Akhirnya setelah melalui beberapa desakan, aku dan Risa bisa sampai di depan dan melihat isi madding sambil mencari namaku. Ya ampun, kok aku deg deg an gini ya? Kayak lagi liat hasil undian aja.

Agatha Qwertyra kelas 11 IPA 2 : Putri salju.

What? Itu namaku. Namun, peran sebagai putri salju, itu sangat tidak mungkin. Itu pemeran Utama kan? Kenapa harus diriku? Aku saja tidak percaya kalau aku bisa acting. Ini gila!

"Tha, lo liat deh!" Risa menuntunku untuk melihat apa yang ia lihat.

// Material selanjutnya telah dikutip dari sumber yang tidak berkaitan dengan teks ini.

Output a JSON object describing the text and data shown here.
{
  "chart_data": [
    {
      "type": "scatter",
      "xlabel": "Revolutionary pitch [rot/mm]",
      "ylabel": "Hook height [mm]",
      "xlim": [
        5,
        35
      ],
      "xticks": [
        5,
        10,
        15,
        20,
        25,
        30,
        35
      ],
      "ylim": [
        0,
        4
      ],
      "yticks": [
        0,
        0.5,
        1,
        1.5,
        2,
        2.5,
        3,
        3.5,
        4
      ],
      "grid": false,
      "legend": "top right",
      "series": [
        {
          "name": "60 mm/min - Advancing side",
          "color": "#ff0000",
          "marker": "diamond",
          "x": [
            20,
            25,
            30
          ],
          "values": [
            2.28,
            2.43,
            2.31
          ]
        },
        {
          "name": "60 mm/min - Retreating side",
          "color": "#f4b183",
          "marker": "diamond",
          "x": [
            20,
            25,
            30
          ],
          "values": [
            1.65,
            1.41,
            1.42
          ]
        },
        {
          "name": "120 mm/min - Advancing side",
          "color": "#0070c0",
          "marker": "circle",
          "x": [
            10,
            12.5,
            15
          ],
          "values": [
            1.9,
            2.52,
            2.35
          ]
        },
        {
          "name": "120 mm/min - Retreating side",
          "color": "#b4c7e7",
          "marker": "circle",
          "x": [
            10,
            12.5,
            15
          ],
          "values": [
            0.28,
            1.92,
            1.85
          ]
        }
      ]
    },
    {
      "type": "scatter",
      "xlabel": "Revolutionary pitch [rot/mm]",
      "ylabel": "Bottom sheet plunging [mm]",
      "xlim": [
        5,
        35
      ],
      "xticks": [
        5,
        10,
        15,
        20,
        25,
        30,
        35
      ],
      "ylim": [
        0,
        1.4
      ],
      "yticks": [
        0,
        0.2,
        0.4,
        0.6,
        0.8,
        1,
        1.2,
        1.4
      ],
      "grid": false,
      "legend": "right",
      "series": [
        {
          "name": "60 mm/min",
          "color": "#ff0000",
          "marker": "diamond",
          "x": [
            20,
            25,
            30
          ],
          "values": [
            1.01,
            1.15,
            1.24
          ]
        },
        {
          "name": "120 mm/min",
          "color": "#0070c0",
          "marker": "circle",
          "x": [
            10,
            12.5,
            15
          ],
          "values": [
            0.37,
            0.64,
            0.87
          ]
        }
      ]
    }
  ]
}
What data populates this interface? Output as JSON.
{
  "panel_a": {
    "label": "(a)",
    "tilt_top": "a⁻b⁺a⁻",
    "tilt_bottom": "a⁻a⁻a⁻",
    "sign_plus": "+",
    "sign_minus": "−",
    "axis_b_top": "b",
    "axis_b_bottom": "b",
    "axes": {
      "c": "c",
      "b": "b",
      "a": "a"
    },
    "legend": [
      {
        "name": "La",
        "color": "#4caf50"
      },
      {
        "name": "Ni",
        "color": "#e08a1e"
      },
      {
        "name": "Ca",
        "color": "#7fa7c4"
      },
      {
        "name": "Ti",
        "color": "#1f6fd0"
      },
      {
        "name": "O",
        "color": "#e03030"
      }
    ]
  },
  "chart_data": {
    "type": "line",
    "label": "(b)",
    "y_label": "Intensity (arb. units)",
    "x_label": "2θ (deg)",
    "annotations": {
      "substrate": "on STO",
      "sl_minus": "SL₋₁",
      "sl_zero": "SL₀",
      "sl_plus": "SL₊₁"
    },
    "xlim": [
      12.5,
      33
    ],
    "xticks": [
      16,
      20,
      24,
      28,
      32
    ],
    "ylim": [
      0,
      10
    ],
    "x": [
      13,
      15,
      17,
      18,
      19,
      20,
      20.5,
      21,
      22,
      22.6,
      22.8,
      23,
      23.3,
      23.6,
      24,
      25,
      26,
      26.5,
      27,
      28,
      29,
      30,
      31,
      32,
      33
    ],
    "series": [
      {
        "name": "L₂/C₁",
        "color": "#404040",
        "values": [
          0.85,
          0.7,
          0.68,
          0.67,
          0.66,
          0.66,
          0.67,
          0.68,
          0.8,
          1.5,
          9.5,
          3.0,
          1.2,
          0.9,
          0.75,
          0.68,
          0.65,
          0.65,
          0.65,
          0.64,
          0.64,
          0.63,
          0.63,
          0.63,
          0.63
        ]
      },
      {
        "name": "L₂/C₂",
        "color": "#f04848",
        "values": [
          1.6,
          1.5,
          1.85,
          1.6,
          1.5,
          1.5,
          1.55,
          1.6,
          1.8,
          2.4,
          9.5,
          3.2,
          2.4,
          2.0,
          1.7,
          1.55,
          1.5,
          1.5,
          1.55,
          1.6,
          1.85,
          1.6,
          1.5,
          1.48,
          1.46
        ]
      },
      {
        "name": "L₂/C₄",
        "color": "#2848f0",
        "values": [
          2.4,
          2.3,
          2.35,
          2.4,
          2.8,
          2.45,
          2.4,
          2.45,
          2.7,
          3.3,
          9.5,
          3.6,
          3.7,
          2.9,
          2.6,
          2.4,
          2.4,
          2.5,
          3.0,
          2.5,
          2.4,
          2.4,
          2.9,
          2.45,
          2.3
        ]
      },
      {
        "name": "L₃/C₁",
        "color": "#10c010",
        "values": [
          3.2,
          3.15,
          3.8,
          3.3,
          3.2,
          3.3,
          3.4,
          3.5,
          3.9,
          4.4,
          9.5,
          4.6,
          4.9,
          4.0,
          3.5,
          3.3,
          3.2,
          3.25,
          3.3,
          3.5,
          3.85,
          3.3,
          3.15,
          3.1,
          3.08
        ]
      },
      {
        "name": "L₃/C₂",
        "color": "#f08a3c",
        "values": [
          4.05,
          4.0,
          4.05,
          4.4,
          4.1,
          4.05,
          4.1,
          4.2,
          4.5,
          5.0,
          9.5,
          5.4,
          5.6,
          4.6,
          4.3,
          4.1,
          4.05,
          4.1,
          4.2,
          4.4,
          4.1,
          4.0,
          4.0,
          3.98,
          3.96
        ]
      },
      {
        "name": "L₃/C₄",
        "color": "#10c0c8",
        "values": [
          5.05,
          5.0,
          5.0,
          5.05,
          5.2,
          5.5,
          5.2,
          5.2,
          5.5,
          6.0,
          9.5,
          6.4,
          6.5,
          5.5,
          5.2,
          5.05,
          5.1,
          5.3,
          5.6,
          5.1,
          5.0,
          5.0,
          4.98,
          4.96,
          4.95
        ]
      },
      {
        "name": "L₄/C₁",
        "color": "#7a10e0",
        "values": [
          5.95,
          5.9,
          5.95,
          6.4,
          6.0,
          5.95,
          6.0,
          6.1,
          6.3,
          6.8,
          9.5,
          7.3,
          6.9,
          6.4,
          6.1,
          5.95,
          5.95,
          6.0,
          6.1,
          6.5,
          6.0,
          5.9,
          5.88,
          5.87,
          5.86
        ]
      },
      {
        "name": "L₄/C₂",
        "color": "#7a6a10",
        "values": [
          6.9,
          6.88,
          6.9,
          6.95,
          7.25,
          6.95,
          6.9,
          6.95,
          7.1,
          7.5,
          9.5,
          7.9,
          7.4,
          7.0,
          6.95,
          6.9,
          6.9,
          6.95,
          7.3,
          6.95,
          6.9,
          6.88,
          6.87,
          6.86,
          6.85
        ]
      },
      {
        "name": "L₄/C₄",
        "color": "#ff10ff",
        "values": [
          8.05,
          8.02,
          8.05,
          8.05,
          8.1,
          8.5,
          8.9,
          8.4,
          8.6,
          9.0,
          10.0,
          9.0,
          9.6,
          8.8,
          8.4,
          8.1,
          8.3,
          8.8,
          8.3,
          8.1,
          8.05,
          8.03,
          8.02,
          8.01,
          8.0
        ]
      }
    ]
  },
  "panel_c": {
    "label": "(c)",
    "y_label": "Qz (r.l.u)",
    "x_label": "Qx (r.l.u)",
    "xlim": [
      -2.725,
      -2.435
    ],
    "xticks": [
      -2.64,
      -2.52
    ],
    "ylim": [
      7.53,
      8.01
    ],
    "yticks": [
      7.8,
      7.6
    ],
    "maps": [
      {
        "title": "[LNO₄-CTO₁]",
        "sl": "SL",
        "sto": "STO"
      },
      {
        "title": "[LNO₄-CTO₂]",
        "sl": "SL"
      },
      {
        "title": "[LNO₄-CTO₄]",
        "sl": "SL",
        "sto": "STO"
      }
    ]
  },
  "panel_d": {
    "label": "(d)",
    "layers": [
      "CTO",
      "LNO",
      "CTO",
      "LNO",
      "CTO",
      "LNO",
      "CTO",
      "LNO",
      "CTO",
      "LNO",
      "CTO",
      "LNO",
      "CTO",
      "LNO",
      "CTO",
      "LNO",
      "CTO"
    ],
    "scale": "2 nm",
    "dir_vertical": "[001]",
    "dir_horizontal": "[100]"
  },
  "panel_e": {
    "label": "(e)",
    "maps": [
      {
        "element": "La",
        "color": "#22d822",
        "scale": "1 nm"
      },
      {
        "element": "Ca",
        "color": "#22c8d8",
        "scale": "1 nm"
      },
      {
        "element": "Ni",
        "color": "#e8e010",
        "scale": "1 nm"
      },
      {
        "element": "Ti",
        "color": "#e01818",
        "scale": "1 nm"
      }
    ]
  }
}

Angga Saputra kelas 11 IPA 1 : Pangeran.

Astaga! Ini menjadi semakin gila!

TBC?

Hai semuanya. Ini adalah bagian 13 dari cerita AGATHA.

Makin seru atau justru ngebosenin?

Terima kasih bagi yang sudah bersedia dan setia membaca ceritaku sampai di part ini. Aku usahakan, aku tidak akan mengecewakan kalian.

Maaf kalo banyak kata yang salah, typo, atau justru alurnya kurang menarik. Aku ini masih pemula;v Apalagi, ini cerita pertamaku yang genrenya Fantasy. Aneh ya? Baru belajar hehe.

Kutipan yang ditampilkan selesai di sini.